Going beyond the doubling map to such examples as the piecewise expanding interval maps discussed above, the goal is to carry out a similar procedure by finding a suitable Banach space ${\mathcal{B}}$ of functions on which the transfer operator acts with a spectral gap: that is, where there is a single eigenvalue (or at most finitely many) lying on the unit circle, and the rest of ${\sigma(\mathcal{P}_T)}$ is contained in a disc of radius ${\rho < 1}$. Then one is able to draw the following conclusions.

1. The eigenfunction(s) corresponding to the eigenvalue 1 are the densities for the absolutely continuous invariant measures.

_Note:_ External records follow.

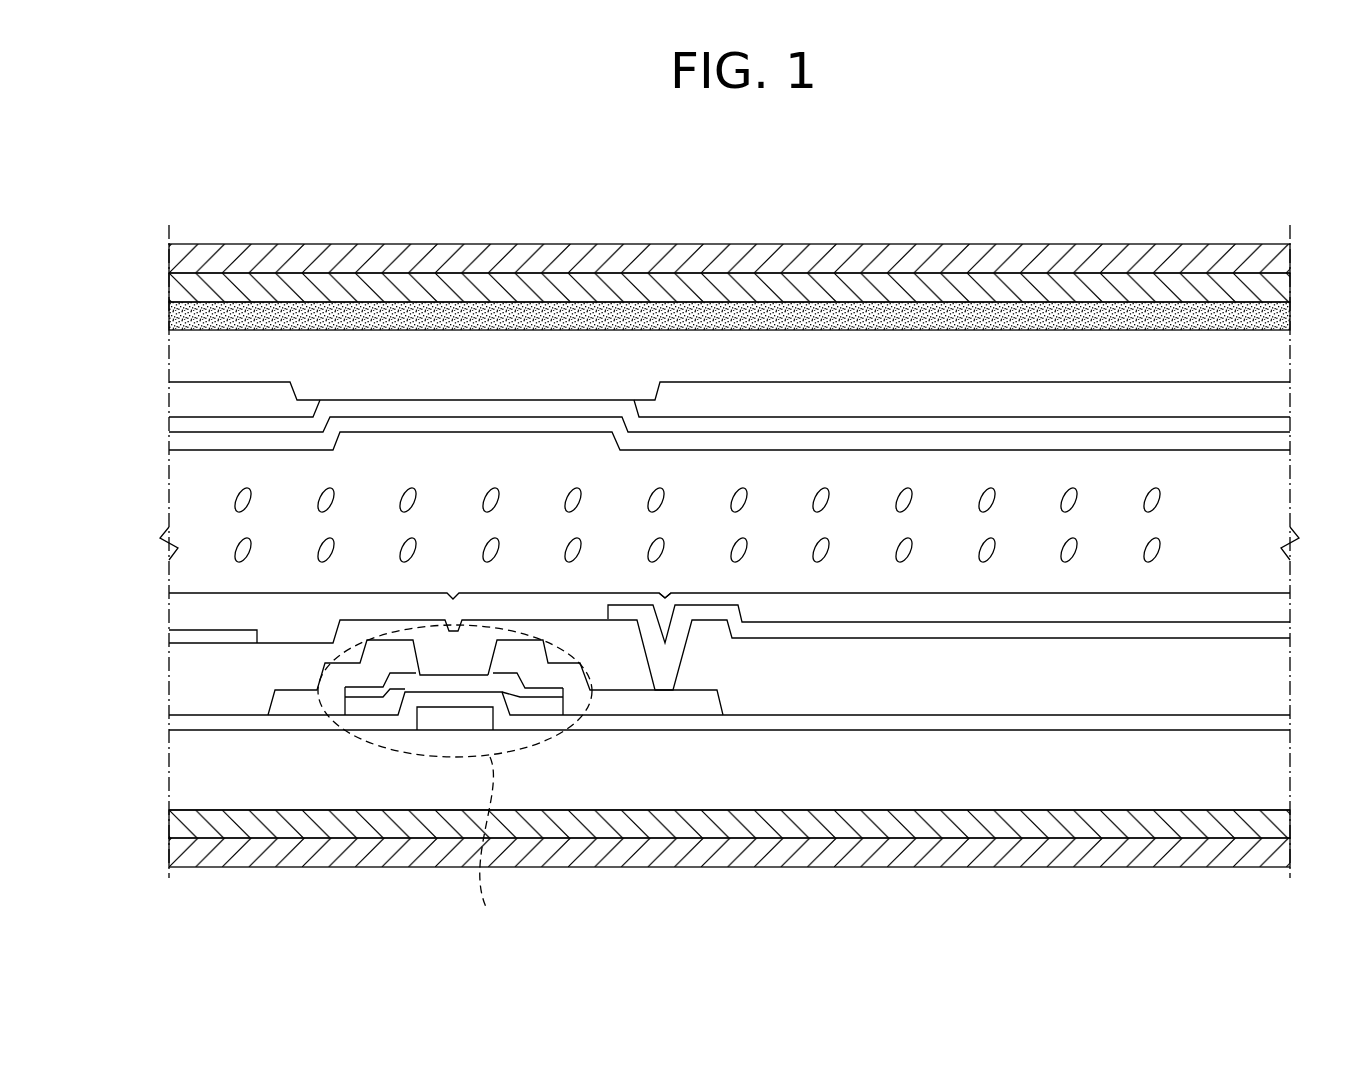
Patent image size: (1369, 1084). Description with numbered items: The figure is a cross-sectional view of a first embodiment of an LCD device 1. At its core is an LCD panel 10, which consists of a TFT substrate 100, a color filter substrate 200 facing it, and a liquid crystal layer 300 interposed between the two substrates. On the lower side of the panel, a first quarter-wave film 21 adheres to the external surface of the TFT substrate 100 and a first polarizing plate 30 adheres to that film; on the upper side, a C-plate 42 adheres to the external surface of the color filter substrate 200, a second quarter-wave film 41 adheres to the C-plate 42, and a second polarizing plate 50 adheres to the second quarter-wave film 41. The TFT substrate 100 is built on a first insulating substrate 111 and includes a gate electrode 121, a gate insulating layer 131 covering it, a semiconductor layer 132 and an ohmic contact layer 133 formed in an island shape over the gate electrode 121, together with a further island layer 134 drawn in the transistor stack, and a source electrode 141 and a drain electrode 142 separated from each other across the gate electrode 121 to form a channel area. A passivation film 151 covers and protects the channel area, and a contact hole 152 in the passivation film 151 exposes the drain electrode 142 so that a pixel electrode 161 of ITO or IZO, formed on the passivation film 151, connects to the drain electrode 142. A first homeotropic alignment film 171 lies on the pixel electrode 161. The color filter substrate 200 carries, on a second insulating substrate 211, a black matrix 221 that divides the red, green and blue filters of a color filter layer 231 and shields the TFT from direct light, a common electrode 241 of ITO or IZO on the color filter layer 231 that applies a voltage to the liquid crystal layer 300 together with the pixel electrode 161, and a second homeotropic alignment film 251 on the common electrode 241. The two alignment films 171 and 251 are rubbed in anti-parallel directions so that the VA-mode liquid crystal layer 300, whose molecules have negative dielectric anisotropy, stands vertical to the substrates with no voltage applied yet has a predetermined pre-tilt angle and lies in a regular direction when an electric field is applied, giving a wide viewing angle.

The LCD device 1 is at (120, 161).
The LCD panel 10 is at (75, 398).
The TFT substrate 100 is at (142, 612).
The color filter substrate 200 is at (142, 345).
The liquid crystal layer 300 is at (171, 508).
The second polarizing plate 50 is at (1290, 252).
The second λ/4 film 41 is at (1290, 288).
The C-plate 42 is at (1290, 320).
The first λ/4 film 21 is at (1290, 820).
The first polarizing plate 30 is at (1290, 855).
The second insulating substrate 211 is at (527, 340).
The black matrix 221 is at (595, 385).
The color filter layer 231 is at (702, 387).
The common electrode 241 is at (777, 420).
The second homeotropic alignment film 251 is at (847, 438).
The first insulating substrate 111 is at (923, 778).
The gate insulating layer 131 is at (203, 725).
The gate electrode 121 is at (447, 712).
The semiconductor layer 132 is at (401, 705).
The active layer 134 is at (355, 700).
The ohmic contact layer 133 is at (540, 705).
The source electrode 141 is at (292, 708).
The drain electrode 142 is at (620, 705).
The passivation film 151 is at (820, 708).
The contact hole 152 is at (676, 588).
The pixel electrode 161 is at (1025, 637).
The first homeotropic alignment film 171 is at (1132, 610).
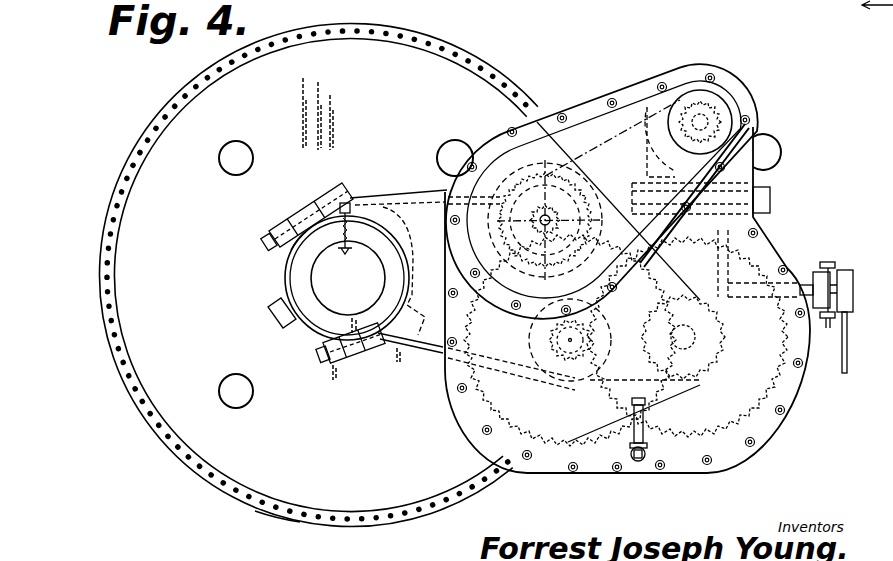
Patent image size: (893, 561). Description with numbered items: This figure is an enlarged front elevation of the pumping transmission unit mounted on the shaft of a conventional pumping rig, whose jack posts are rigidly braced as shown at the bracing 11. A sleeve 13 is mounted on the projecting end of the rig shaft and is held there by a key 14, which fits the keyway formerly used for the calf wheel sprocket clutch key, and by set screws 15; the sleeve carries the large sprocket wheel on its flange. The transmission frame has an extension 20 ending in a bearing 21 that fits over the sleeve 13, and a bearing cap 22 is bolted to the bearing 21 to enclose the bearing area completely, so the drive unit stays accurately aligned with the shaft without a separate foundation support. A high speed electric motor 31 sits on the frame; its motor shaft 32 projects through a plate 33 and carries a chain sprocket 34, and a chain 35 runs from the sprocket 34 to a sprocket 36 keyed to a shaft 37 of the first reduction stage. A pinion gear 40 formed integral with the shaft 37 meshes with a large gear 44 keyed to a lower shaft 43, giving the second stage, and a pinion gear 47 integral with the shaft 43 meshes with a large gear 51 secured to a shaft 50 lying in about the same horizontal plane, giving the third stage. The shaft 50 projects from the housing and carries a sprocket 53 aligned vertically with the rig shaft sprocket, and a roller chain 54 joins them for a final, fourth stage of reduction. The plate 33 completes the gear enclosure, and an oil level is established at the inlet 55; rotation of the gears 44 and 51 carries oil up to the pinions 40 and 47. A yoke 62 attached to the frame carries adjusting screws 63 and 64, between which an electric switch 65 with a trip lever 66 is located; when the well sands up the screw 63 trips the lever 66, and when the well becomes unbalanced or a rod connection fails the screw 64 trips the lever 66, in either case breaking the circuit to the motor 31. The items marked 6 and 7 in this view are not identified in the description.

The direction arrow 6 is at (877, 5).
The hub 7 is at (325, 283).
The bracing 11 is at (222, 470).
The sleeve 13 is at (308, 262).
The key 14 is at (350, 250).
The set screws 15 is at (352, 192).
The extension 20 is at (420, 210).
The bearing 21 is at (330, 198).
The bearing cap 22 is at (312, 330).
The electric motor 31 is at (700, 64).
The motor shaft 32 is at (728, 108).
The plate 33 is at (770, 258).
The chain sprocket 34 is at (640, 203).
The chain 35 is at (595, 146).
The sprocket 36 is at (550, 165).
The shaft 37 is at (538, 222).
The pinion gear 40 is at (560, 212).
The shaft 43 is at (550, 333).
The large gear 44 is at (450, 368).
The pinion gear 47 is at (560, 352).
The shaft 50 is at (733, 331).
The large gear 51 is at (728, 422).
The sprocket 53 is at (712, 365).
The roller chain 54 is at (277, 520).
The inlet 55 is at (630, 437).
The yoke 62 is at (821, 275).
The adjusting screw 63 is at (828, 262).
The adjusting screw 64 is at (828, 320).
The electric switch 65 is at (852, 268).
The trip lever 66 is at (846, 275).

2. Given any ${r\in (\rho,1)}$, there is a constant ${C_r}$ such that ${\|\mathcal{P}_T^k\|_\mathcal{B} \leq C_r r^k}$, and so the correlations ${C_k(\varphi,\psi)}$ decay like ${r^k}$ when the observables ${\varphi}$ and ${\psi}$ are chosen from suitable function spaces.

Eventually it is also interesting to consider a more general class of transfer operators associated to potential functions for which the largest eigenvalue may not be 1, but first we will spend some time (in the next few posts) developing the general theory of how one can prove the existence of a spectral gap for piecewise expanding interval maps.